Это другое место, говорит она себе, другой базар, не тот, с которого она только что сбежала. Она шепчет это снова и снова, боясь, что сходит с ума. Что она уже умерла. Ей вдруг приходит в голову, что выстрел, который она слышала раньше, предназначался ей, что ее убили и она так и осталась за тем вонючим ковром. Что “здесь и сейчас” на самом деле не существует, что она заперта в своего рода чистилище, обреченная искать выход и не находить его, и это будет тянуться до самого конца времен и даже дольше. Потому что, конечно, в чистилище не существует времени, есть только небытие, пустота, которая длится и длится.
Луиза выбрасывает эту мысль из головы, приказывает себе перестать городить такую нелепицу – вообще-то она не верит в судьбу. Только в саму себя.
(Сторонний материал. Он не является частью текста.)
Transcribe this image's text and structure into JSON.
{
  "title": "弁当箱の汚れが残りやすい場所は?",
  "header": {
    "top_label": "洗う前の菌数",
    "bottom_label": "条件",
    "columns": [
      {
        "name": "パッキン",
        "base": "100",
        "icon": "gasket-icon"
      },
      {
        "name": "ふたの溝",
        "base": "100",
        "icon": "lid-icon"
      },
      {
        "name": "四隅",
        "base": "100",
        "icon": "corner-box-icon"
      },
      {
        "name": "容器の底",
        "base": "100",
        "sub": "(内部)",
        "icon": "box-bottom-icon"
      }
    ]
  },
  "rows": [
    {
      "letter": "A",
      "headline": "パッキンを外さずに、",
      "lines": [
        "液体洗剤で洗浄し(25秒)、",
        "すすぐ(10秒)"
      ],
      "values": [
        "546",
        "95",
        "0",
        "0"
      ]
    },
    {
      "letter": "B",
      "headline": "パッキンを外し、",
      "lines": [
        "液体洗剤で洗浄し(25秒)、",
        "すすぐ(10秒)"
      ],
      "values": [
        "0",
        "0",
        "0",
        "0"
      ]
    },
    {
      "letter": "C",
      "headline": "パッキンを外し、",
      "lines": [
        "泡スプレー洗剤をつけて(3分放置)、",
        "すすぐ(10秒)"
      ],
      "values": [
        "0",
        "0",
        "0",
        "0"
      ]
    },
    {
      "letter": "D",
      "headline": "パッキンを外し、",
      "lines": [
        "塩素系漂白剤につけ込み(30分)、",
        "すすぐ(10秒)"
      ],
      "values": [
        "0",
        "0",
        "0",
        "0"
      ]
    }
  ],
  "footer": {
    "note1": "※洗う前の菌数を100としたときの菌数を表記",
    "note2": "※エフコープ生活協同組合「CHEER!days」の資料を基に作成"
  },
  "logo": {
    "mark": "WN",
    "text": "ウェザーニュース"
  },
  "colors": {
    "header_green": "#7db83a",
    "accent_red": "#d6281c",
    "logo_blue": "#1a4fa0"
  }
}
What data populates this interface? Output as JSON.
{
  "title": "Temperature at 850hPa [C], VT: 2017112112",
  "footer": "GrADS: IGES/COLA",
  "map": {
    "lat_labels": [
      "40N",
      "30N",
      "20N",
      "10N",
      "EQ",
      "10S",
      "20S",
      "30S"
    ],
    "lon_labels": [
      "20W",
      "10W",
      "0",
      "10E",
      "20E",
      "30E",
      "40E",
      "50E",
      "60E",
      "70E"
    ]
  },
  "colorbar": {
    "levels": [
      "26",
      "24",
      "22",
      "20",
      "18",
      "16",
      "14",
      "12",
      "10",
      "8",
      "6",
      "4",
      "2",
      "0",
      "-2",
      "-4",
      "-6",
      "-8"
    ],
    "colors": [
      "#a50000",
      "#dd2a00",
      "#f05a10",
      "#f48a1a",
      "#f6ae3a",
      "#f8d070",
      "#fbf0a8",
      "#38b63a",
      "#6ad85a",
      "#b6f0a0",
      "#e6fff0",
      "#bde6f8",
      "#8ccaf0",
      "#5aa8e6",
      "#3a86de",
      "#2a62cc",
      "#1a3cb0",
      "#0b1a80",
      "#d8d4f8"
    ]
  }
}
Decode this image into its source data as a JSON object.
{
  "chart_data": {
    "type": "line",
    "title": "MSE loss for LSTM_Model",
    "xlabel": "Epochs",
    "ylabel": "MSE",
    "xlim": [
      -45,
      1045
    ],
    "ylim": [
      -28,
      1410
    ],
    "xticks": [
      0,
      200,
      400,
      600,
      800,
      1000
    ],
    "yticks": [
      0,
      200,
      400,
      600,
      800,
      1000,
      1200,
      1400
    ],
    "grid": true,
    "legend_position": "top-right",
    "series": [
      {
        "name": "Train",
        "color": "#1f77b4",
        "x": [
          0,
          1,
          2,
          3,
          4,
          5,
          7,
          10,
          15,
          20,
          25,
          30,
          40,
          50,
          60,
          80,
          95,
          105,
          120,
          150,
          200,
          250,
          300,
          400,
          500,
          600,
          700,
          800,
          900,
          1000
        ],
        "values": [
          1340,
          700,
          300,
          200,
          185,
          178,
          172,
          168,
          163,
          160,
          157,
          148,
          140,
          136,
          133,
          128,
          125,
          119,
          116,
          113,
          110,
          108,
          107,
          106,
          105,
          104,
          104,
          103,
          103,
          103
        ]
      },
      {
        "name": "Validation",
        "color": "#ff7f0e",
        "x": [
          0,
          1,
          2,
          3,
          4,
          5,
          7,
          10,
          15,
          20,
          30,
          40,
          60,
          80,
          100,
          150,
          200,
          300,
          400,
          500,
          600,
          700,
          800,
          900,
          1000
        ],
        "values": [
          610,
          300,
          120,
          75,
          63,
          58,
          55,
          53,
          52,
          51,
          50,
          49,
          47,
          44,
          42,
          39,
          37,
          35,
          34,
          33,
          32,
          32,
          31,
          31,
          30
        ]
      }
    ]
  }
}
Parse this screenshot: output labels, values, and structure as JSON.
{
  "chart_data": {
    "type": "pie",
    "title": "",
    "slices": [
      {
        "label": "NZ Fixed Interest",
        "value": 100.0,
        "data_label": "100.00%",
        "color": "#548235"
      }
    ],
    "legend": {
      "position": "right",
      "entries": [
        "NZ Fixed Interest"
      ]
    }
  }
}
В конце концов она добирается до причалов. Вдоль улиц выстроились тележки с дымящимися симитами[85], с чаем и кофе. Она смотрит на них, и от голода у нее сводит желудок.
Она не обращает на это внимания и идет дальше.
На причале Сиркеджи она покупает билет до Бурсы. Не так далеко, как она надеялась, но уже кое-что. Она уедет из этого города, подальше от человека, который ищет ее, – от людей, которые ищут ее, поправляет она себя и качает головой. Если она начнет сейчас думать об этом, думать о нем… нет, она не может себе позволить таких сантиментов. Не сейчас. Не в этот момент, когда у нее осталось всего пятнадцать минут до отплытия парома, пятнадцать минут до начала новой жизни.
Луиза нервничает, ладони у нее потеют. Она то и дело невольно смотрит через плечо, сама не зная, кого ожидает увидеть. Чтобы отвлечься, она подходит к ларьку у причала. Пожилая женщина, повязавшая на голову яркий платок, сине-зеленый с розовым, продает фрукты. Луиза протягивает ей несколько турецких лир и получает большой пакет абрикосов.
Она заглядывает в него, чувствуя сладкий запах оранжево-красных пухлых фруктов. Женщина что-то говорит, но Луиза не понимает. Тогда она берет Луизу за руку и кладет туда что-то холодное. Луиза опускает глаза и видит керамический амулет в форме ладони. Она не знает, дарит ли его женщина или продает, но сует ей еще несколько лир и убирает амулет в карман пальто.
Посадка на паром уже началась. Луиза делает глубокий вдох, готовясь к путешествию через Мраморное море. Она уже направляется было к парому, но чьи-то пальцы сжимают ее локоть. Луиза поворачивает голову, почти ожидая увидеть пожилую торговку, которая просит еще денег.
– Как? – спрашивает она, глядя ему в лицо.